The response was overwhelmingly positive—“I'm so happy you're doing this. I'm a size 20, I love fashion, I love vintage.” She had found a niche in the market that wasn’t getting filled. In recent years clothing options for women above a size 10 have expanded dramatically but in 2009 the pickings were slim.

Knox encourages plus sized women on the vintage hunt to be patient, get creative and find a good tailor. If something is a bit too big or too small a tailor can adjust so it’s just right.

“I've found vintage Levi's that are just a tad bit too small. And I just open the seams and I add denim.”

Knox prefers estate sales because they are deeply personal and are like a shrine in many ways. As she goes through the clothing she gets a sense of the person whose clothes she is buying.

Knox began styling for her vintage shop photoshoots—imagining stories for each of the models.
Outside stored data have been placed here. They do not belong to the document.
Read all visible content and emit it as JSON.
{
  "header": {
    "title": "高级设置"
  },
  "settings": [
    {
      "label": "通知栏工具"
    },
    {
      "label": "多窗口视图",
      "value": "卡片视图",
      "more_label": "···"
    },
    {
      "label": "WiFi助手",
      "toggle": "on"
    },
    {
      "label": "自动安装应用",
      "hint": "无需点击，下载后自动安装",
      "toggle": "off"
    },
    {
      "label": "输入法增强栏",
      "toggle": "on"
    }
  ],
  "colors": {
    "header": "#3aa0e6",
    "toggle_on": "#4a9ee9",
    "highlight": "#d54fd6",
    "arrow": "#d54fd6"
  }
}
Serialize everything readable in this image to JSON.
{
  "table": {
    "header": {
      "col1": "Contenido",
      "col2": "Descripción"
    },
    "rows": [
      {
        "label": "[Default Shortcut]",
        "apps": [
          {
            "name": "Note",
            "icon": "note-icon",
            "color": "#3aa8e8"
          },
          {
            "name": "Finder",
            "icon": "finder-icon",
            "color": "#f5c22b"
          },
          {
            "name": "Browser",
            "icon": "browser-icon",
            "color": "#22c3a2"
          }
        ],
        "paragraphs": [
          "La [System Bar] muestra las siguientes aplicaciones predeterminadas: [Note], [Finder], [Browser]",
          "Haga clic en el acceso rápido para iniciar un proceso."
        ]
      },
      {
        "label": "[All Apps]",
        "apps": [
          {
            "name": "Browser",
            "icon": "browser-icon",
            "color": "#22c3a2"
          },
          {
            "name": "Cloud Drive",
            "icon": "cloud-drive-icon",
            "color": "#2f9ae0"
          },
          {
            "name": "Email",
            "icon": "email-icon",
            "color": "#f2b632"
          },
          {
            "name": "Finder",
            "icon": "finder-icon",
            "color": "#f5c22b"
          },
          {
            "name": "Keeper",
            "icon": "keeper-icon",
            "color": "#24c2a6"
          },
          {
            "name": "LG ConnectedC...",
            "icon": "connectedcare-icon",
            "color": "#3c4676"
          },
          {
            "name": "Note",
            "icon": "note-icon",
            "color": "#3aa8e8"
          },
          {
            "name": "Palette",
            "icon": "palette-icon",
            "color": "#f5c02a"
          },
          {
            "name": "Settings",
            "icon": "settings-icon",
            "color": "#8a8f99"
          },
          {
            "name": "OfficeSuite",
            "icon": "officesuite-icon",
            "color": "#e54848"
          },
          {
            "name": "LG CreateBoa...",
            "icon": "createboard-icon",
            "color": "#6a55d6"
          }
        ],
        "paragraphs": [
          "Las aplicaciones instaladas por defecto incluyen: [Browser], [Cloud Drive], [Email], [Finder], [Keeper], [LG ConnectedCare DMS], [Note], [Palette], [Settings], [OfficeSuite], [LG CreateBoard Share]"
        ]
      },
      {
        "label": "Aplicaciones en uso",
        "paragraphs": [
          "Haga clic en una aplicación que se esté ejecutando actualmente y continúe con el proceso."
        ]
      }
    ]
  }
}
After running her vintage store for about 6 years she got a full time job as a stylist and began freelancing shortly after. When she transitioned to wardrobe styling the voices of her vintage shop customers echoed in her head. Although her vintage shop only pops up from time to time these days, Knox’s represents plus sized women and her own heritage in her wardrobe styling whenever she gets the chance.

Knox imagines a world where fashion is truly inclusive of all women and tries to create that world through her wardrobe styling.